Kronologi singkat insiden
Menurut keterangan Kapendam XVII/Cenderawasih Letkol Inf Tri Purwanto, insiden berlangsung ketika kendaraan melintas di wilayah yang sempat menjadi sasaran kontak tembak. Personel Koramil 1710-04/Tembagapura, Kodim 1710/Mimika, diketahui sedang menjalankan tugas di lokasi saat kejadian. Tiga orang tertembak: dua di antaranya adalah anggota TNI, sedangkan satu lainnya merupakan karyawan PT. Freeport Indonesia.
Korban dan kondisi medis
Seluruh korban telah dievakuasi dan menerima penanganan medis sesuai prosedur. Informasi lebih rinci mengenai kondisi terakhir para korban masih menunggu konfirmasi lanjutan dari pihak rumah sakit dan satuan terkait.
Tindakan pihak keamanan
Instansi militer dan aparat keamanan setempat segera bergerak melakukan pengejaran terhadap pelaku penembakan. Kapendam menyatakan koordinasi intensif berlangsung antara Kodam XVII/Cenderawasih dan satuan-satuan terkait untuk menjamin stabilitas keamanan di wilayah Mimika. Upaya penyisiran dan penindakan terhadap KKB terus diprioritaskan guna mencegah eskalasi insiden lebih lanjut.

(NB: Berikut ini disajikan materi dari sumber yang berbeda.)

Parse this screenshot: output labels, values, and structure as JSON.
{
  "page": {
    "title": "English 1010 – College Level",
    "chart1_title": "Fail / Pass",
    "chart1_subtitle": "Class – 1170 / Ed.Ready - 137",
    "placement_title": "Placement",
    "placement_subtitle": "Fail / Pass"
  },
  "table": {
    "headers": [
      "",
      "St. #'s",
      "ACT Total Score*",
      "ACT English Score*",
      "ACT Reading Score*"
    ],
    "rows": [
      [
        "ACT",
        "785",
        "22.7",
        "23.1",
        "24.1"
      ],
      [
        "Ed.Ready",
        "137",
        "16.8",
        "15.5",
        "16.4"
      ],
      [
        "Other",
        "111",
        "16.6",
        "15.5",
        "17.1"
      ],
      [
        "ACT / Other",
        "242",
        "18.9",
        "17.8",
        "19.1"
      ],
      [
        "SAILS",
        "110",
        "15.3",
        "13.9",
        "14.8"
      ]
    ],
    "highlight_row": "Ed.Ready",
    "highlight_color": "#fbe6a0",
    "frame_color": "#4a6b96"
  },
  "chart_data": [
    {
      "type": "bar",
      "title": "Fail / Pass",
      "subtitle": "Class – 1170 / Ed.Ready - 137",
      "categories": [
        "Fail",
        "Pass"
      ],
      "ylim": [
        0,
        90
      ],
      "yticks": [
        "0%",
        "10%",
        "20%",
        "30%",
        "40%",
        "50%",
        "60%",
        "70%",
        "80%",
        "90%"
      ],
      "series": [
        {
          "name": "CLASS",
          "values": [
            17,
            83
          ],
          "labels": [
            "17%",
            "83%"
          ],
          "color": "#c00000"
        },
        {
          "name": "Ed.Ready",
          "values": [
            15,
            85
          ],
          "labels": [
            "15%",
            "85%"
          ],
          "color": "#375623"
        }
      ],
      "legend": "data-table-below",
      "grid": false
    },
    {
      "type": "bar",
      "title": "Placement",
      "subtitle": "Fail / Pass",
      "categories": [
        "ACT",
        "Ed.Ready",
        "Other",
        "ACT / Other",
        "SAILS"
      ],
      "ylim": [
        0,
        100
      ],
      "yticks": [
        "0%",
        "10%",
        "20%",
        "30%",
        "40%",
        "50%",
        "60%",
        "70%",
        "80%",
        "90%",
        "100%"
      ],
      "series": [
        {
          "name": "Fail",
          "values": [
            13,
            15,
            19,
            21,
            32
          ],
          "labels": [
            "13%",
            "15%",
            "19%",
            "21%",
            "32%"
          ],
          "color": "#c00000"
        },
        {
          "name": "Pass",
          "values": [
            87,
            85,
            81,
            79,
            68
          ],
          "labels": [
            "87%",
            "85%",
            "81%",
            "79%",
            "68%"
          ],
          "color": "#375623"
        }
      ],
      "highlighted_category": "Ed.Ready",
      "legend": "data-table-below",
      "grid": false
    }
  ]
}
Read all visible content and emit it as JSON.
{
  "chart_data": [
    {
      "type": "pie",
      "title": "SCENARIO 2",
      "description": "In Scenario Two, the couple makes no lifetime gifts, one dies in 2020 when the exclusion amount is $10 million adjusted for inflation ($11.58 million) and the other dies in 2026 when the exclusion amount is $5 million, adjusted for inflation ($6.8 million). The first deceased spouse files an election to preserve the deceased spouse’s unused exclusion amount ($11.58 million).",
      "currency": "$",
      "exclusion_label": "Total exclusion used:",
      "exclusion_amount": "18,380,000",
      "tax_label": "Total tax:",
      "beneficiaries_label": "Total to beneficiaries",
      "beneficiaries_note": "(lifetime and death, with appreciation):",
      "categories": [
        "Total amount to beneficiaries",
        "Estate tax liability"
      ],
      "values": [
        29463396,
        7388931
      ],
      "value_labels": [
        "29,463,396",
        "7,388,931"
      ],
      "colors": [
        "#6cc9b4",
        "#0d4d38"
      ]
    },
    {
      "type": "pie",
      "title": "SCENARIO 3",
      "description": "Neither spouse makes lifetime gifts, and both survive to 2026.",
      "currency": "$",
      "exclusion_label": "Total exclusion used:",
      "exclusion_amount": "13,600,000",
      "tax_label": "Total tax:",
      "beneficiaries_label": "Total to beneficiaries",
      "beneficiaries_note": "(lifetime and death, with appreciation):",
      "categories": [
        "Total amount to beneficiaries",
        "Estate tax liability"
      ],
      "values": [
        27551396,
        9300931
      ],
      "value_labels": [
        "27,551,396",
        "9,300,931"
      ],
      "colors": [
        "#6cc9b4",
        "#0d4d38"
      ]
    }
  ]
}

Dampak terhadap aktivitas dan masyarakat setempat
Kejadian kontak tembak seperti ini selalu menimbulkan kecemasan di kalangan masyarakat dan pekerja yang beraktivitas di area pertambangan maupun wilayah sekitarnya. Selain potensi gangguan terhadap mobilitas dan operasi perusahaan, insiden tersebut mengingatkan kembali risiko yang masih mengintai di beberapa wilayah pedalaman Papua. Keamanan menjadi prioritas utama agar aktivitas ekonomi dan layanan publik dapat berlangsung normal.
Respons institusi dan langkah selanjutnya
Kapendam XVII/Cenderawasih menegaskan bahwa seluruh aparat keamanan akan terus melakukan patroli intensif dan meningkatkan langkah pencegahan di titik-titik rawan. Koordinasi dengan kepolisian, satuan TNI lain, serta otoritas perusahaan swasta diperlukan untuk pertukaran informasi intelijen dan perlindungan sipil.
Pihak berwenang juga akan menindaklanjuti insiden ini dengan penyelidikan lebih mendalam untuk mengidentifikasi kelompok pelaku, motif serangan, serta jalur logistik yang memungkinkan terjadinya aksi tersebut. Langkah hukum dan operasi gabungan kemungkinan akan dijalankan untuk menangkap pelaku dan mengembalikan rasa aman di wilayah terdampak.
Imbauan bagi masyarakat dan pekerja
Sorotan nasional
Insiden ini kembali menempatkan isu keamanan di Papua pada perhatian nasional. Kasus penembakan terhadap personel keamanan maupun warga sipil kerap menimbulkan sorotan publik dan politik, memacu perdebatan mengenai pendekatan penegakan hukum dan penanganan akar penyebab konflik. Pemerintah pusat, aparat keamanan, dan pemangku kepentingan di daerah perlu memperkuat strategi yang menjadikan perlindungan warga sipil dan pemulihan stabilitas sebagai prioritas.